The shell normally ignores quit signals.  Jobs running detached (by either ‘&’, or the bg, or %... & commands) are immune to signals generated from the keyboard, including hangups.  Other signals have the values which the shell inherited from its parent.  The shells handling of interrupts and terminate signals in shell scripts can be controlled by onintr.  Login shells catch the terminate signal; otherwise, this signal is passed on to children from the state in the shell’s parent.  In no case are interrupts allowed when a login shell is reading the file ‘.logout’. 

AUTHOR

William Joy.  Job control and directory stack features first implemented by J.E. Kulp of I.I.A.S.A, Laxenburg, Austria, with different syntax than that used now. 

FILES

~/.cshrcRead at beginning of execution by each shell.
~/.loginRead by login shell, after ‘.cshrc’ at login.
~/.logoutRead by login shell, at logout.
/bin/shStandard shell, for shell scripts not starting with a ‘#’.
/tmp/sh∗Temporary file for ‘<<’.
/etc/passwdSource of home directories for ‘~name’.

LIMITATIONS

Words can not exceed 1024 characters.  The system limits argument lists to 10240 characters.  The number of arguments to a command which involves filename expansion is limited to 1/6’th which is the number of characters allowed in an argument list.  Command substitutions may not exceed the amount of characters allowed in an argument list.  To detect looping, the shell restricts the number of alias substititutions on a single line to 20. 

SEE ALSO

sh(1), newcsh(1), access(2), exec(2), fork(2), killpg(2), pipe(2), sigsys(2), umask(2), vlimit(2), wait(2), jobs(3), sigset(3), tty(4), a.out(5), environ(5), ‘An introduction to the C shell’

BUGS

When a command is restarted from a stop, the shell prints the directory it started in if this differs from the current directory; this print can be misleading or incorrect as the job may have internally changed directories. 

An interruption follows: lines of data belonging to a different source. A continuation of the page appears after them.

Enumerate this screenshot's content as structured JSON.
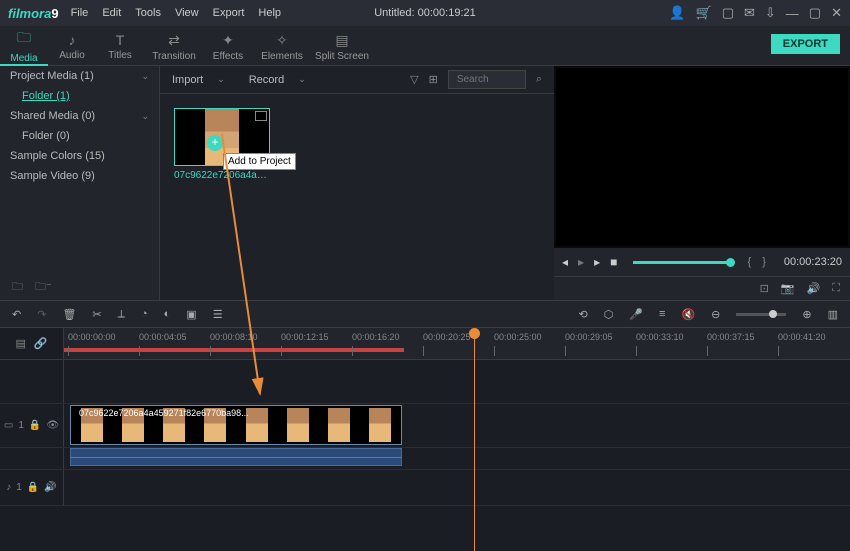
{
  "app": {
    "logo": "filmora",
    "logo_suffix": "9"
  },
  "menu": {
    "file": "File",
    "edit": "Edit",
    "tools": "Tools",
    "view": "View",
    "export": "Export",
    "help": "Help"
  },
  "title": "Untitled:  00:00:19:21",
  "tabs": {
    "media": "Media",
    "audio": "Audio",
    "titles": "Titles",
    "transition": "Transition",
    "effects": "Effects",
    "elements": "Elements",
    "split": "Split Screen"
  },
  "export_btn": "EXPORT",
  "sidebar": {
    "project_media": "Project Media (1)",
    "folder1": "Folder (1)",
    "shared_media": "Shared Media (0)",
    "folder0": "Folder (0)",
    "sample_colors": "Sample Colors (15)",
    "sample_video": "Sample Video (9)"
  },
  "browser": {
    "import": "Import",
    "record": "Record",
    "search_placeholder": "Search",
    "clip_name": "07c9622e7206a4a4592...",
    "tooltip": "Add to Project"
  },
  "preview": {
    "timecode": "00:00:23:20"
  },
  "ruler": {
    "ticks": [
      "00:00:00:00",
      "00:00:04:05",
      "00:00:08:10",
      "00:00:12:15",
      "00:00:16:20",
      "00:00:20:25",
      "00:00:25:00",
      "00:00:29:05",
      "00:00:33:10",
      "00:00:37:15",
      "00:00:41:20"
    ]
  },
  "tracks": {
    "video_label": "1",
    "audio_label": "1",
    "clip_label": "07c9622e7206a4a459271f82e6770ba98..."
  }
}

Shell built-in functions are not stoppable/restartable.  Command sequences of the form ‘a ; b ; c’ are also not handled inadequately when stopping is attempted.  If you suspend ‘b’, the shell immediately executes ‘c’.  This is especially noticeable if this expansion results from an alias.  It suffices to place the sequence of commands in ()’s to force it to a subshell, (i.e. ‘( a ; b ; c )’). 

 After processes are started, control over tty output is primitive. 

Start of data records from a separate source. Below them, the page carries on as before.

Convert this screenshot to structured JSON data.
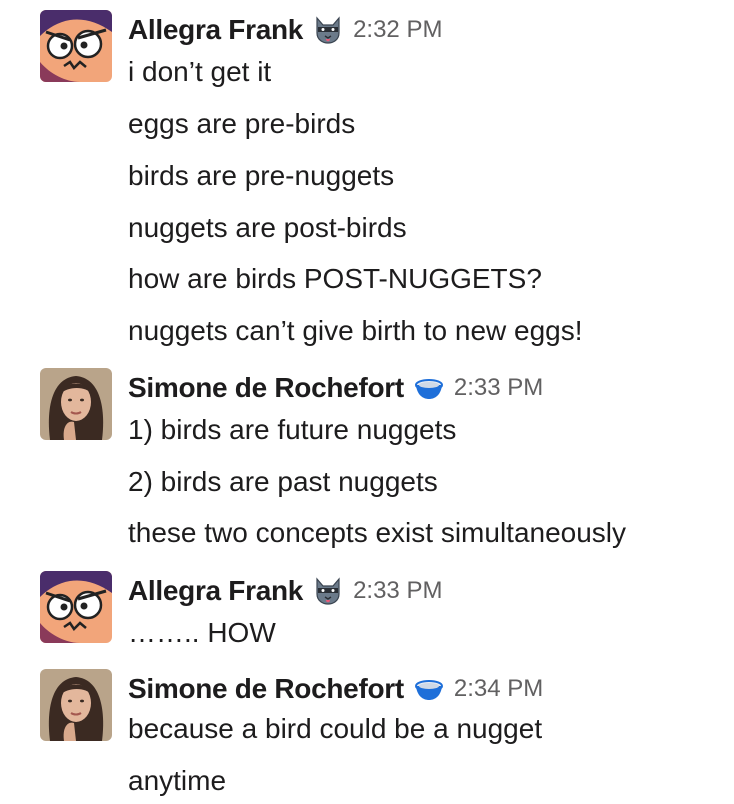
{
  "messages": [
    {
      "sender": "Allegra Frank",
      "status_icon": "cat-status-icon",
      "time": "2:32 PM",
      "lines": [
        "i don’t get it",
        "eggs are pre-birds",
        "birds are pre-nuggets",
        "nuggets are post-birds",
        "how are birds POST-NUGGETS?",
        "nuggets can’t give birth to new eggs!"
      ]
    },
    {
      "sender": "Simone de Rochefort",
      "status_icon": "bowl-status-icon",
      "time": "2:33 PM",
      "lines": [
        "1) birds are future nuggets",
        "2) birds are past nuggets",
        "these two concepts exist simultaneously"
      ]
    },
    {
      "sender": "Allegra Frank",
      "status_icon": "cat-status-icon",
      "time": "2:33 PM",
      "lines": [
        "…….. HOW"
      ]
    },
    {
      "sender": "Simone de Rochefort",
      "status_icon": "bowl-status-icon",
      "time": "2:34 PM",
      "lines": [
        "because a bird could be a nugget",
        "anytime"
      ]
    }
  ],
  "colors": {
    "text": "#1d1c1d",
    "timestamp": "#616061",
    "bowl_blue": "#1e6fd9"
  }
}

Alias substitution is most often used to clumsily simulate shell procedures, shell procedures should be provided rather than aliases. 

Commands within loops, prompted by ‘?’, are not placed in the history list.  Control structure should be parsed rather than recognized as built-in commands.  Parsing allows control commands to be placed anywhere, to be combined with ‘|’, and used with ‘&’ and ‘;’ metasyntax. 

It should be possible to use the ‘:’ modifiers on the output of command substitutions.  All and more than one ‘:’ modifier should be allowed on ‘$’ substitutions.